Saturday, 1 October 2016

Fish Farms Kill Billions of Wild Fish - Updated Stats - 5.76 Billion Dead Forage Fish per Harvest for a Fish Farm Industry the Size of BC's, Updated Oct 6, 2016

Now, to bring all the posts I have done together and figure out a reasonable estimate of the forage fish killed to feed fish farm fish. The global catch of forage fish is about 20Million metric tonnes per year.

There are many sources that say the ratio of fish in fish out for kgs of forage feed to 1 kg of a farm salmon is 5 to 1. You will find it in this document, for example: http://fishfarmnews.blogspot.ca/2016/08/jack-mackerel-fish-farms-buffalo.html.

That post gives you the catch in Chilean Jack Mackerel over the decades until it collapsed. Look at the graph: http://fishfarmnews.blogspot.ca/2016/08/jack-mackerel-fish-farms-buffalo.html. Norwegian fish farm companies did most of the catching, and along with poor management and closely held quotas, this vast resource has been largely destroyed. In the Sea Around Us document, Norway is listed as the country that fished it down. See: http://www.seaaroundus.org/doc/publications/books-and-reports/2016/End_Use_Reconstruction_Report.pdf.

The BC fish farmers claim that the FIFO ratio is less than 1 to 1, meaning more farmed fish out than forage fish in. This is a very deceptive way of talking because it fails to mention that the reason for the ratio is not efficient conversion, but decimation of the forage fish stocks around the globe by fish farms and they having no choice but to turn to vegetable sources for protein and energy.

The Sea Around Us document, 2016, says that reduction fisheries have largely destroyed (or the stocks are poorly managed in) 19 out of the top 20 stocks, including the jack mackerel off Chile, and now, the anchovetta stocks off Peru and Chile.

At a 5kg conversion rate, the huge loss of forage fish is dramatically shown by the following calculation: number of forage fish per kg X 5kg conversion rate X 5 kg salmon growth X average fish farm number of 600,000 fish X 85 farms in a BC-sized industry. For more background, go here: http://fishfarmnews.blogspot.ca/2016/09/post-3-forage-fish-fish-farm-feed-stats.html.

And the numbers are 282 fish killed per fish farm fish,169.5 Million killed fish per farm, and 14.4 billion fish killed to feed all the farms in an industry the size of BC's.

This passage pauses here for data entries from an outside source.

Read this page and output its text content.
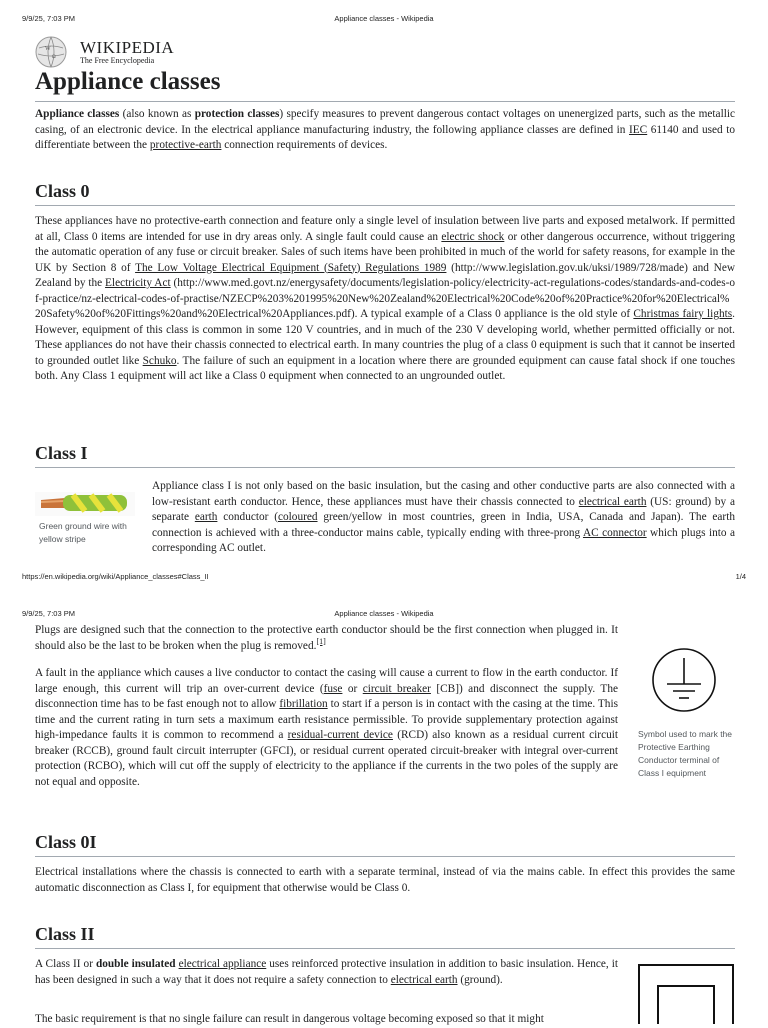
9/9/25, 7:03 PM	Appliance classes - Wikipedia
W
Ω
WIKIPEDIA
The Free Encyclopedia
Appliance classes
Appliance classes (also known as protection classes) specify measures to prevent dangerous contact voltages on unenergized parts, such as the metallic casing, of an electronic device. In the electrical appliance manufacturing industry, the following appliance classes are defined in IEC 61140 and used to differentiate between the protective-earth connection requirements of devices.
Class 0
These appliances have no protective-earth connection and feature only a single level of insulation between live parts and exposed metalwork. If permitted at all, Class 0 items are intended for use in dry areas only. A single fault could cause an electric shock or other dangerous occurrence, without triggering the automatic operation of any fuse or circuit breaker. Sales of such items have been prohibited in much of the world for safety reasons, for example in the UK by Section 8 of The Low Voltage Electrical Equipment (Safety) Regulations 1989 (http://www.legislation.gov.uk/uksi/1989/728/made) and New Zealand by the Electricity Act (http://www.med.govt.nz/energysafety/documents/legislation-policy/electricity-act-regulations-codes/standards-and-codes-of-practice/nz-electrical-codes-of-practise/NZECP%203%201995%20New%20Zealand%20Electrical%20Code%20of%20Practice%20for%20Electrical%20Safety%20of%20Fittings%20and%20Electrical%20Appliances.pdf). A typical example of a Class 0 appliance is the old style of Christmas fairy lights. However, equipment of this class is common in some 120 V countries, and in much of the 230 V developing world, whether permitted officially or not. These appliances do not have their chassis connected to electrical earth. In many countries the plug of a class 0 equipment is such that it cannot be inserted to grounded outlet like Schuko. The failure of such an equipment in a location where there are grounded equipment can cause fatal shock if one touches both. Any Class 1 equipment will act like a Class 0 equipment when connected to an ungrounded outlet.
Class I
Green ground wire with yellow stripe
Appliance class I is not only based on the basic insulation, but the casing and other conductive parts are also connected with a low-resistant earth conductor. Hence, these appliances must have their chassis connected to electrical earth (US: ground) by a separate earth conductor (coloured green/yellow in most countries, green in India, USA, Canada and Japan). The earth connection is achieved with a three-conductor mains cable, typically ending with three-prong AC connector which plugs into a corresponding AC outlet.
https://en.wikipedia.org/wiki/Appliance_classes#Class_II	1/4
9/9/25, 7:03 PM	Appliance classes - Wikipedia
Plugs are designed such that the connection to the protective earth conductor should be the first connection when plugged in. It should also be the last to be broken when the plug is removed.[1]
A fault in the appliance which causes a live conductor to contact the casing will cause a current to flow in the earth conductor. If large enough, this current will trip an over-current device (fuse or circuit breaker [CB]) and disconnect the supply. The disconnection time has to be fast enough not to allow fibrillation to start if a person is in contact with the casing at the time. This time and the current rating in turn sets a maximum earth resistance permissible. To provide supplementary protection against high-impedance faults it is common to recommend a residual-current device (RCD) also known as a residual current circuit breaker (RCCB), ground fault circuit interrupter (GFCI), or residual current operated circuit-breaker with integral over-current protection (RCBO), which will cut off the supply of electricity to the appliance if the currents in the two poles of the supply are not equal and opposite.
Symbol used to mark the Protective Earthing Conductor terminal of Class I equipment
Class 0I
Electrical installations where the chassis is connected to earth with a separate terminal, instead of via the mains cable. In effect this provides the same automatic disconnection as Class I, for equipment that otherwise would be Class 0.
Class II
A Class II or double insulated electrical appliance uses reinforced protective insulation in addition to basic insulation. Hence, it has been designed in such a way that it does not require a safety connection to electrical earth (ground).
The basic requirement is that no single failure can result in dangerous voltage becoming exposed so that it might
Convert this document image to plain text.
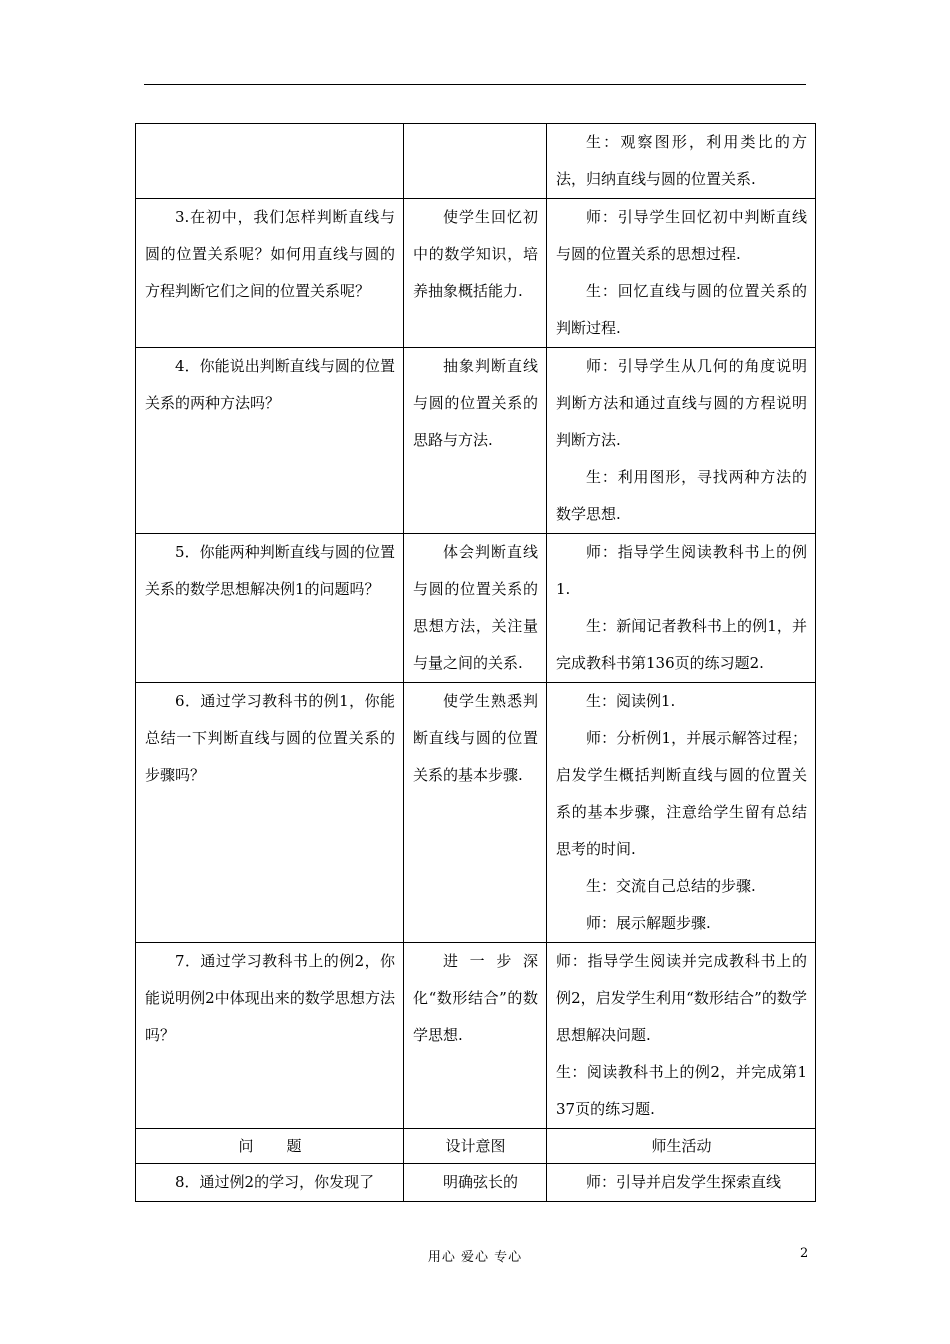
		生：观察图形，利用类比的方法，归纳直线与圆的位置关系.

3.在初中，我们怎样判断直线与圆的位置关系呢？如何用直线与圆的方程判断它们之间的位置关系呢？	使学生回忆初中的数学知识，培养抽象概括能力.	师：引导学生回忆初中判断直线与圆的位置关系的思想过程.

生：回忆直线与圆的位置关系的判断过程.

4．你能说出判断直线与圆的位置关系的两种方法吗？	抽象判断直线与圆的位置关系的思路与方法.	师：引导学生从几何的角度说明判断方法和通过直线与圆的方程说明判断方法.

生：利用图形，寻找两种方法的数学思想.

5．你能两种判断直线与圆的位置关系的数学思想解决例1的问题吗？	体会判断直线与圆的位置关系的思想方法，关注量与量之间的关系.	师：指导学生阅读教科书上的例1.

生：新闻记者教科书上的例1，并完成教科书第136页的练习题2.

6．通过学习教科书的例1，你能总结一下判断直线与圆的位置关系的步骤吗？	使学生熟悉判断直线与圆的位置关系的基本步骤.	生：阅读例1.

师：分析例1，并展示解答过程；启发学生概括判断直线与圆的位置关系的基本步骤，注意给学生留有总结思考的时间.

生：交流自己总结的步骤.

师：展示解题步骤.

7．通过学习教科书上的例2，你能说明例2中体现出来的数学思想方法吗？	进一步深化“数形结合”的数学思想.	师：指导学生阅读并完成教科书上的例2，启发学生利用“数形结合”的数学思想解决问题.

生：阅读教科书上的例2，并完成第137页的练习题.

问题	设计意图	师生活动

8．通过例2的学习，你发现了	明确弦长的	师：引导并启发学生探索直线

用心 爱心 专心	2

These staggering numbers would prevail today if there were many fish stocks left to plunder, but there aren't and vegetables have been used, and of course, the conversion rate for forage fish necessarily had to come down. Do go to the NOFIMA report, the research arm of fish farms in Norway, and read the section on conversion rates (p27 - 32). It is very convoluted: https://www.nofima.no/filearchive/rapport-53-2011_5.pdf. The other constituents include fish guts and factory waste, chicken feathers, and in some countries excrement. (I asked EWOS feed company six times to confirm they used no excrement, and they failed to respond).

The Sea Around Us document on reduction fisheries is: http://www.seaaroundus.org/doc/publications/books-and-reports/2016/End_Use_Reconstruction_Report.pdf.

In a personal communication from The Sea Around Us, the people who put the best stats together for reduction fisheries from 1950 to 2010 say a rate of 1.7- to 2.4-kg for fish meal and fish oil is most likely. They are the people in the know on this subject. So I simply took the average, or 2.0 kg in, to 1 kg out.

Correcting for this most believable conversion rate, the estimates are still staggering, but less. The calculation is 11.3 forage fish/kg X 2 kg conversion rate X 5 kg of salmon growth before harvest X 600,000 average fish per farm X 85 operating farms in a BC-sized industry.

The revised figures are still staggering, and this is after fish stocks have been decimated: 113 forage fish killed per farmed salmon; 67.8 million forage fish killed to bring one farm to harvest; and 5.76 billion forage fish killed to bring all farms to harvest in a BC-sized industry.

Please note that I will go back and adjust the half dozen posts on this subject on this blog where my preliminary higher figures were used.

To put these figures in context, based on an 85,000 metric tonnes harvest and 1Million metric tonnes harvest per year in Norway, an industry the size of BC's is less than 8.5% of the Norwegian industry. Hard to believe but true. And then there are the Faroes, Scotland, Iceland, Chile, Tasmania, New Zealand, Australia, Nova Scotia, New Brunswick, Newfoundland and Labrador, Denmark, Finland, Russia and... . In other words: trillions of forage fish killed.